うえの

イングロリアス・バスターズのうえののレビュー・感想・評価

3.7
第二次世界大戦の中、ドイツ軍の占領下にあったフランスを舞台に、ナチス親衛隊に家族を虐殺された復讐に燃えるユダヤ系フランス人の女性ショシャナ、ドイツ軍指導者暗殺を目論むユダヤ系アメリカ人のアルドレイン中尉率いる米陸軍特殊部隊「バスターズ」らの戦いを描いたクエンティンタランティーノ監督による戦争娯楽大作。

ユダヤ人によるドイツ軍への復讐という重めのテーマでありながら、豪華な俳優陣による大仰でクセの強い演技や2時間半超の尺をほとんど会話劇で展開していく構成で緊張感溢れながらもユーモアに富んだ内容で全く飽きさせない痛快なエンタメ作品に仕上がっていた。
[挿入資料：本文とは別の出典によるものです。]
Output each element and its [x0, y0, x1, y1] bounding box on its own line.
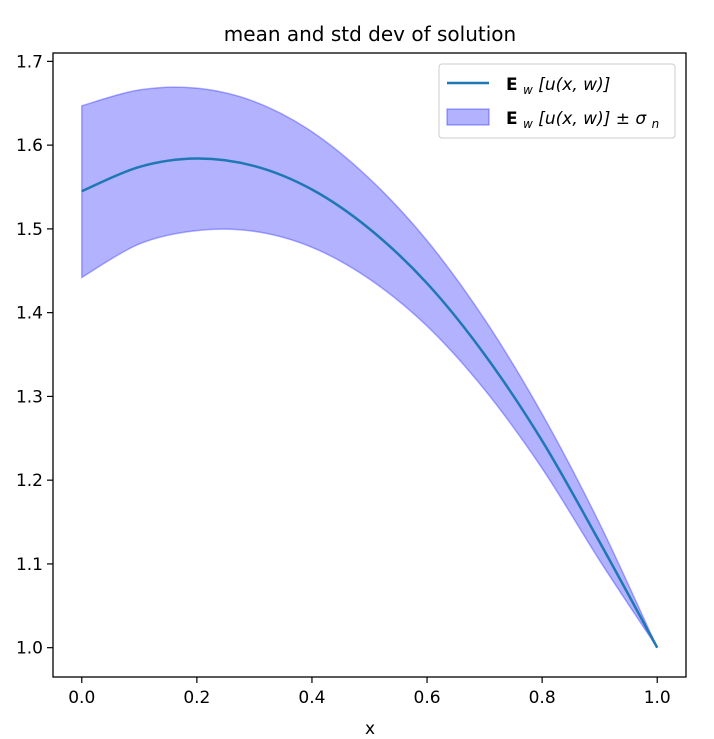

タランティーノ監督お得意の「無駄話」も戦争中かつスパイとして潜入しているという特殊な環境下とあってかどこか意味のある、もしくは相手に正体を悟られるヒントになりうる会話内容になっていて、会話の細部に深い意味やミスがあるのではないかと気になって仕方なくなる、今までの作風と違った演出となっているような気がした。
さらには英語、ドイツ語、フランス語、イタリア語を巧みに操る登場人物の中でも、言葉遣いや発音、アクセントの不自然さが目立ち、終いには身振り手振りすら怪しいと思われてしまう(らしい笑)、一つ一つの行動言動に重要な要素が含まれていて、会話劇に更なる緊張感をもたらしていた。

そんな中、何よりも存在感を放っていたのがSS(ナチス親衛隊)のハンスランダ大佐演じるクリストフヴァルツである。
フランスの片田舎、ラパディット宅を訪れた冒頭20分の尋問シーンはまさに映画史に残るOPで、紳士的で友好的な振る舞いの裏に秘められた有無も言わさぬ威圧感や腹の底の読めないポーカーフェイスなど見るからに「ヤバイ」人物と感じさせる圧倒的な存在感で一気に引き込まれた。
自らを有能な探偵と称するように周囲の人間や状況を考察する観察眼に長け、自らの優位性を確保しつつ行動する狡猾さも兼ね備えた、ある意味無敵の悪役を見事に演じ、その年のアカデミー賞助演男優賞とカンヌ国際映画祭の男優賞の受賞を始め、賞レースを総ナメする大活躍を見せた。

もちろん彼のみの活躍ではなく、主演の残忍かつ冷徹な特殊部隊「バスターズ」を率いるアルドレイン中尉には大スターブラッドピット、ナチへの復讐に燃える美しきユダヤ人女性ショシャナにメラニーロラン、ドイツ軍の英雄にして映画スターのフレデリックにダニエルブリュール(自信家で空気の読めない鼻につく軍人の演技が絶妙!笑)などタランティーノ組に初参加の俳優陣がそれぞれ癖の強い演技で魅せる。
特に序盤から中盤にかけてナチのプレミア上映会に潜入する手引きとして、ドイツ人女優のブリジットフォンハマーシュマルクと合流するために「バスターズ」と手を組んだ英軍のヒコックス中尉演じる我らがマイケルファスベンダーとドイツ軍のヘルシュトローム少佐らとの腹の探り合いを繰り広げるバーのシーンは最高だ。
前述の発音やアクセントの違和感から始まる尋問さながらの会話や楽しげに見えるトランプゲームが数十分に渡り続くシーンなのだが、これがいつまでも観てられる名シーンだった。
もちろんアクセントがおかしいだとかは全く分からないのだが、ドイツ語とフランス語の発音の独特さが好みど真ん中で(変態?)、耳にも目にも楽しいシーンの連続であった。

キャスト面や意外なストーリー性から往年のタランティーノ映画とまた一味違った作風かなと感じつつも、ノンクレの声のみで盟友ハーヴェイカイテルとサミュエル伯父貴が出演している往年の友情を感じる熱い起用や映画のフィルムを燃やしてナチを根絶やしにするというまさに映画をもってして悪を倒すというタランティーノの映画愛が爆発して傑作の1本と感じた。